In complaints filed in the San Juan Part of the District Court against the Municipality of San Juan, the corporations R.C.A. Communications, Inc., and Cable & Wireless (West Indies), Limited, sought the refund of amounts paid for license taxes in 1960 and 1961. They alleged that the collection of license taxes was illegal since plaintiffs were^ doing business in interstate commerce and their activites were regulated by federal legislation. That the tax levied on them for licenses was an undue intervention on the part of the Municipality of San Juan in the interstate commerce of the United States, and constituted an obstacle to such commerce.

The San Juan Part of the District Court rejected plaintiffs’ contention, upheld the validity of the tax, and dismissed the complaints. Another attack on the power of the Municipality of San Juan to impose the license taxes in litigation, based on the application of the license tax statute, was also dismissed by the District Court, and actually it is not now under our consideration. If it were, as a problem of internal law we would hold that the Municipality of San Juan was duly authorized by the Legislative Assembly of the Commonwealth of Puerto Rico to levy and collect such taxes.

[408]*408On appeal, the San Juan Part of the Superior Court reversed the judgments of the District Court. It based its judgment for reversal on the following considerations which we copy:

“There is no controversy as to the facts. Plaintiffs paid under protest the amount of the license tax which they now claim. They are engaged exclusively in communications between the States and foreign countries.
“The power to levy municipal license taxes appears from 21 L.P.R.A. §§ 621-40, 1173, and 1479. That statute is not repugnant to Art. I, § 8, Clause 3, of the Constitution of the United States, 27 P.R.R. 567. The Federal Relations Act authorizes the levy of taxes on property, income, internal revenue, and on licenses, franchises, privileges, and concessions for the purposes of the insular and municipal governments, respectively, as provided and defined by the Legislature of Puerto Rico, § 3, L.P.R.A., vol. 1, p. 158.
“In order to decide whether the imposition of license taxes is applicable to plaintiffs, it is necessary to determine the essential nature of the commerce to be protected taking into consideration the type of business. 22 P.R.R. 108, 19 P.R.R. 679, 27 P.R.R. 569, and 28 P.R.R. 856.
“The wireless and radio communications business of plaintiffs is essentially between the States and foreign countries, and a license tax as a condition precedent for engaging in such business has been interpreted as intervening in interstate commerce.
“The judgments of the District Court are reversed and the complaints are in turn sustained, and the Government of the Capital is hereby ordered to refund and pay to plaintiffs the following amounts of money: [amounts follow].”

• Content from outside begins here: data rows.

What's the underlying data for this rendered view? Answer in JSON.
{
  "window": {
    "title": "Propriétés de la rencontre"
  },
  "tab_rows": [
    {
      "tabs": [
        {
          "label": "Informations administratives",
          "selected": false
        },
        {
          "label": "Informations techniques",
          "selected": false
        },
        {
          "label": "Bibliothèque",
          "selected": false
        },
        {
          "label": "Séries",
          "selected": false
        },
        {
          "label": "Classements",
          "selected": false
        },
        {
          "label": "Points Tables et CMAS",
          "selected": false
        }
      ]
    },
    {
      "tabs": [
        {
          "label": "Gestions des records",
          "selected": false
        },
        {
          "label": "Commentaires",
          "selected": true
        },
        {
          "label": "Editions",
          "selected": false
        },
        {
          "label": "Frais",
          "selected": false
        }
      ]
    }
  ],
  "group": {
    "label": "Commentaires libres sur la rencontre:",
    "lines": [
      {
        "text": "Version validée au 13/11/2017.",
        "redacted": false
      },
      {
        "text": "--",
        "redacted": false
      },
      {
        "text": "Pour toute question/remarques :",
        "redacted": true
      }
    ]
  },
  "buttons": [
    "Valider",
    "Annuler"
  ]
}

The Municipality levied and collected the license taxes in question in the exercise of a power vested by an Act of the Legislative Assembly. Under those circumstances, and the parties so recognize, plaintiffs’ challenge constitutes an attack on the taxing power of the Commonwealth of Puerto Rico, according to their contentions. They have therefore argued in their briefs the public and governmental power of [409]*409the Commonwealth of Puerto Rico to levy taxes, in view of the nature of the attack herein made.

By Act No. 600 of July 3, 1950, an Act to provide for the organization of a constitutional government by the people of Puerto Rico, 64 Stat. 314, the Congress of the United States stated that1 in full recognition of the principle of government by consent of those governed, it adopted that Act in the nature of a compact so that the people of Puerto Rico may organize a government pursuant to a constitution of their own adoption. It was provided that Act No. 600 would be submitted to a referendum for acceptance or rejection by the Puerto Ricans, and upon approval by a majority of the qualified voters participating therein, the Legislature of Puerto Rico was authorized to call a constitutional convention to draft a constitution for the Island of Puerto Rico. One requirement was that the Constitution shall provide a republican form of government and shall include a bill of rights. Upon adoption of the Constitution by the people of Puerto Rico, the President of the United States was authorized to transmit the same to the Congress if he found that such Constitution conformed with the applicable provisions of Act No. 600 and of the Constitution of the United States. Upon approval by the Congress, the Constitution would become effective in accordance with its terms. At such time, only some of the provisions of the former territorial Organic Act of 1917 which were identified in that Act would remain in force, and subsist as the Puerto Rican Federal Relations Act.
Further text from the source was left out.